I truly felt that block yesterday. I felt it sharp, cutting and totally suffocating as it squelched the voice that connects my mind, my hands and my heart. I noticed it fully for the first time and saw into what it was. It was shame and hurt. Shame for my ideas, shame for my words, shame for my thoughts and unbelievably hurt for being made to feel this way for something that I knew was an essential part of me. Of course this translates to shame for myself, for who I am and who I project into the world.

I also realized that I was feeling this shame, this hurt and terror working on several subtle levels as well. I have a strong visceral reaction when I see someone getting burned alive in a movie. Like I literally can feel the burning on my skin. I suffer from fibromyalgia, which often feels like flames coursing through by body. Whether it’s from one of my past lives, or even several, or a historical imprint of womanhood that many of us share, there is an overwhelming sense that revealing ourselves, our strength, our wisdom, our power is intrinsically unsafe. Women with deep inner knowledge were tortured, burned and mutilated and being different in some way was often a death sentence. My subtle energies, highly aware of this past, were enforced and strengthened from my own personal experiences, and I locked everything down deciding that it wasn’t safe; it wasn’t safe to be me.

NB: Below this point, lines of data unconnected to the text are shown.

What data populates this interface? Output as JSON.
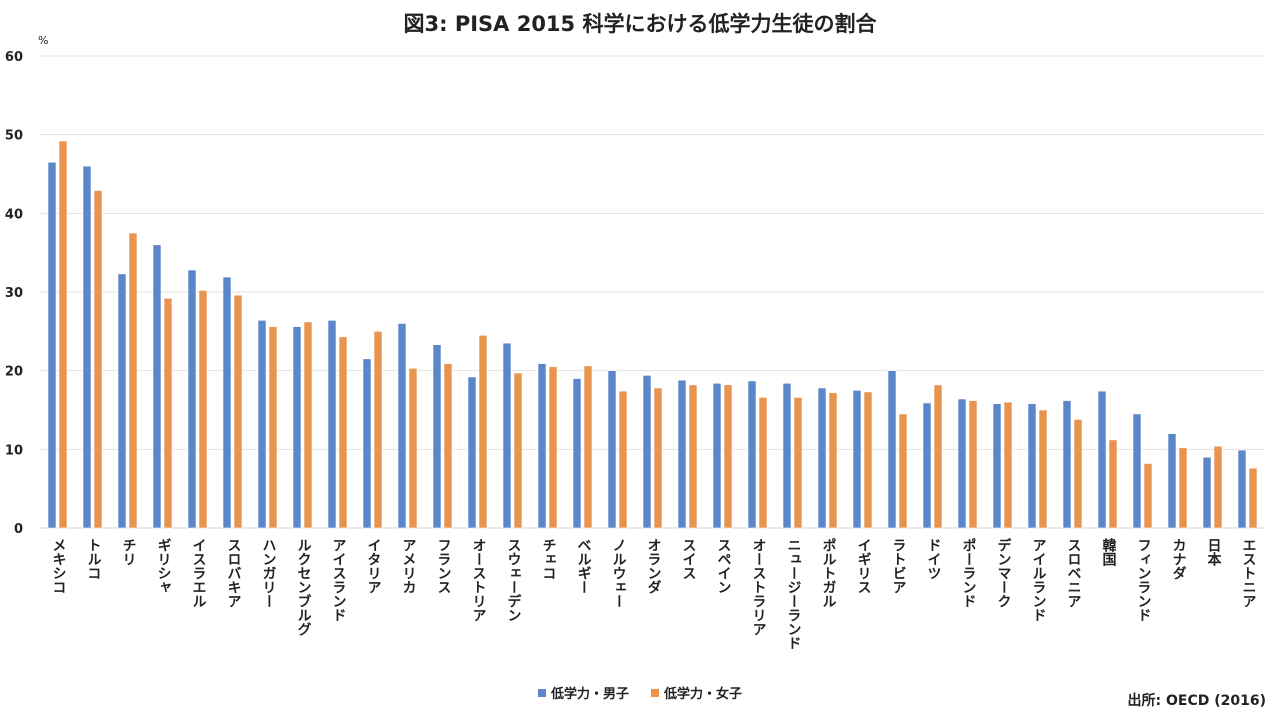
{
  "chart_data": {
    "type": "bar",
    "title": "図3: PISA 2015 科学における低学力生徒の割合",
    "ylabel": "%",
    "xlabel": "",
    "ylim": [
      0,
      60
    ],
    "yticks": [
      0,
      10,
      20,
      30,
      40,
      50,
      60
    ],
    "grid": true,
    "legend_position": "bottom",
    "categories": [
      "メキシコ",
      "トルコ",
      "チリ",
      "ギリシャ",
      "イスラエル",
      "スロバキア",
      "ハンガリー",
      "ルクセンブルグ",
      "アイスランド",
      "イタリア",
      "アメリカ",
      "フランス",
      "オーストリア",
      "スウェーデン",
      "チェコ",
      "ベルギー",
      "ノルウェー",
      "オランダ",
      "スイス",
      "スペイン",
      "オーストラリア",
      "ニュージーランド",
      "ポルトガル",
      "イギリス",
      "ラトビア",
      "ドイツ",
      "ポーランド",
      "デンマーク",
      "アイルランド",
      "スロベニア",
      "韓国",
      "フィンランド",
      "カナダ",
      "日本",
      "エストニア"
    ],
    "series": [
      {
        "name": "低学力・男子",
        "color": "#5b86c9",
        "values": [
          46.5,
          46.0,
          32.3,
          36.0,
          32.8,
          31.9,
          26.4,
          25.6,
          26.4,
          21.5,
          26.0,
          23.3,
          19.2,
          23.5,
          20.9,
          19.0,
          20.0,
          19.4,
          18.8,
          18.4,
          18.7,
          18.4,
          17.8,
          17.5,
          20.0,
          15.9,
          16.4,
          15.8,
          15.8,
          16.2,
          17.4,
          14.5,
          12.0,
          9.0,
          9.9
        ]
      },
      {
        "name": "低学力・女子",
        "color": "#e8944e",
        "values": [
          49.2,
          42.9,
          37.5,
          29.2,
          30.2,
          29.6,
          25.6,
          26.2,
          24.3,
          25.0,
          20.3,
          20.9,
          24.5,
          19.7,
          20.5,
          20.6,
          17.4,
          17.8,
          18.2,
          18.2,
          16.6,
          16.6,
          17.2,
          17.3,
          14.5,
          18.2,
          16.2,
          16.0,
          15.0,
          13.8,
          11.2,
          8.2,
          10.2,
          10.4,
          7.6
        ]
      }
    ],
    "source": "出所: OECD (2016)"
  }
}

I was sitting in my car between appointments as all of this fell on me like a sac of potatoes. Tears welled up and started to flow. For several years now I have been working on meditating on my feelings, letting them really express themselves without trying to push them away. So I sat with it, with HER, since she ais a part of me. I sat with the overwhelming shame and hurt. I heard what she had to say, relived all of the moments that reinforced her, and let her truly express herself in all ways. Then, I held her all like I would hold a child that stumbled and got a bruise. I acknowledged the pain and suffering that she had gone through and felt great compassion and love flowing to her. I suffused that ball of barbed wire with tears and love and it slowly began to loosen its grip.

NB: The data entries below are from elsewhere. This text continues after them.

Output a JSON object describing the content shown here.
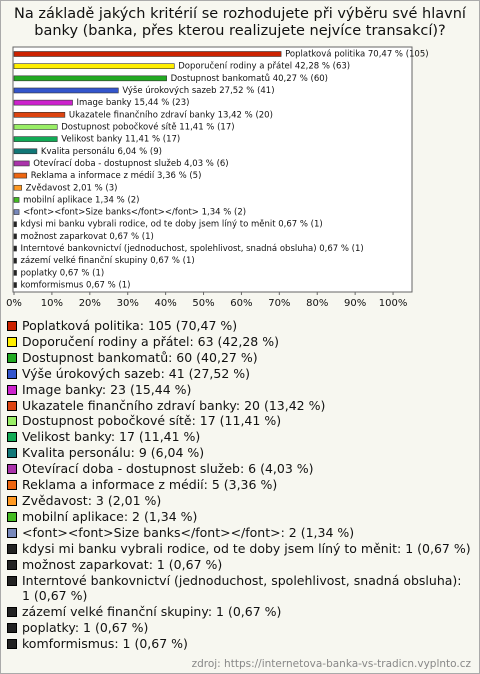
{
  "chart_data": {
    "type": "bar",
    "orientation": "horizontal",
    "title": "Na základě jakých kritérií se rozhodujete při výběru své hlavní banky (banka, přes kterou realizujete nejvíce transakcí)?",
    "values": [
      70.47,
      42.28,
      40.27,
      27.52,
      15.44,
      13.42,
      11.41,
      11.41,
      6.04,
      4.03,
      3.36,
      2.01,
      1.34,
      1.34,
      0.67,
      0.67,
      0.67,
      0.67,
      0.67,
      0.67
    ],
    "value_labels": [
      "Poplatková politika 70,47 % (105)",
      "Doporučení rodiny a přátel 42,28 % (63)",
      "Dostupnost bankomatů 40,27 % (60)",
      "Výše úrokových sazeb 27,52 % (41)",
      "Image banky 15,44 % (23)",
      "Ukazatele finančního zdraví banky 13,42 % (20)",
      "Dostupnost pobočkové sítě 11,41 % (17)",
      "Velikost banky 11,41 % (17)",
      "Kvalita personálu 6,04 % (9)",
      "Otevírací doba - dostupnost služeb 4,03 % (6)",
      "Reklama a informace z médií 3,36 % (5)",
      "Zvědavost 2,01 % (3)",
      "mobilní aplikace 1,34 % (2)",
      "<font><font>Size banks</font></font> 1,34 % (2)",
      "kdysi mi banku vybrali rodice, od te doby jsem líný to měnit 0,67 % (1)",
      "možnost zaparkovat 0,67 % (1)",
      "Interntové bankovnictví (jednoduchost, spolehlivost, snadná obsluha) 0,67 % (1)",
      "zázemí velké finanční skupiny 0,67 % (1)",
      "poplatky 0,67 % (1)",
      "komformismus 0,67 % (1)"
    ],
    "legend_labels": [
      "Poplatková politika: 105 (70,47 %)",
      "Doporučení rodiny a přátel: 63 (42,28 %)",
      "Dostupnost bankomatů: 60 (40,27 %)",
      "Výše úrokových sazeb: 41 (27,52 %)",
      "Image banky: 23 (15,44 %)",
      "Ukazatele finančního zdraví banky: 20 (13,42 %)",
      "Dostupnost pobočkové sítě: 17 (11,41 %)",
      "Velikost banky: 17 (11,41 %)",
      "Kvalita personálu: 9 (6,04 %)",
      "Otevírací doba - dostupnost služeb: 6 (4,03 %)",
      "Reklama a informace z médií: 5 (3,36 %)",
      "Zvědavost: 3 (2,01 %)",
      "mobilní aplikace: 2 (1,34 %)",
      "<font><font>Size banks</font></font>: 2 (1,34 %)",
      "kdysi mi banku vybrali rodice, od te doby jsem líný to měnit: 1 (0,67 %)",
      "možnost zaparkovat: 1 (0,67 %)",
      "Interntové bankovnictví (jednoduchost, spolehlivost, snadná obsluha): 1 (0,67 %)",
      "zázemí velké finanční skupiny: 1 (0,67 %)",
      "poplatky: 1 (0,67 %)",
      "komformismus: 1 (0,67 %)"
    ],
    "colors": [
      "#cc2200",
      "#ffee00",
      "#22aa22",
      "#3355cc",
      "#cc22cc",
      "#dd4411",
      "#99ee66",
      "#11aa55",
      "#117777",
      "#aa33aa",
      "#ee6611",
      "#ff9922",
      "#44bb22",
      "#7788bb",
      "#222222",
      "#222222",
      "#222222",
      "#222222",
      "#222222",
      "#222222"
    ],
    "xlim": [
      0,
      105
    ],
    "xticks": [
      {
        "value": 0,
        "label": "0%"
      },
      {
        "value": 10,
        "label": "10%"
      },
      {
        "value": 20,
        "label": "20%"
      },
      {
        "value": 30,
        "label": "30%"
      },
      {
        "value": 40,
        "label": "40%"
      },
      {
        "value": 50,
        "label": "50%"
      },
      {
        "value": 60,
        "label": "60%"
      },
      {
        "value": 70,
        "label": "70%"
      },
      {
        "value": 80,
        "label": "80%"
      },
      {
        "value": 90,
        "label": "90%"
      },
      {
        "value": 100,
        "label": "100%"
      }
    ],
    "source": "zdroj: https://internetova-banka-vs-tradicn.vyplnto.cz"
  }
}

So today I sat down and I just began to write. The words flowed from me like they used to. Midway through writing this I stopped because I realized that I was writing, actually writing in my authentic voice and I instantly started to laugh and cry. Holy shitballs. But baby steps right? Thinking of all of the writing I want to do still makes that barbed wire ball start tightening back up and the banshee’s eyes widen in fury. Nope. One step at a time. Yet I must acknowledge this as a huge step forward. A few shorts days ago, this wouldn’t have even been a possibility so there is something to celebrate and by that I mean, give love to the part of myself that shyly, slowly, and timidly began to ease herself out of the darkness.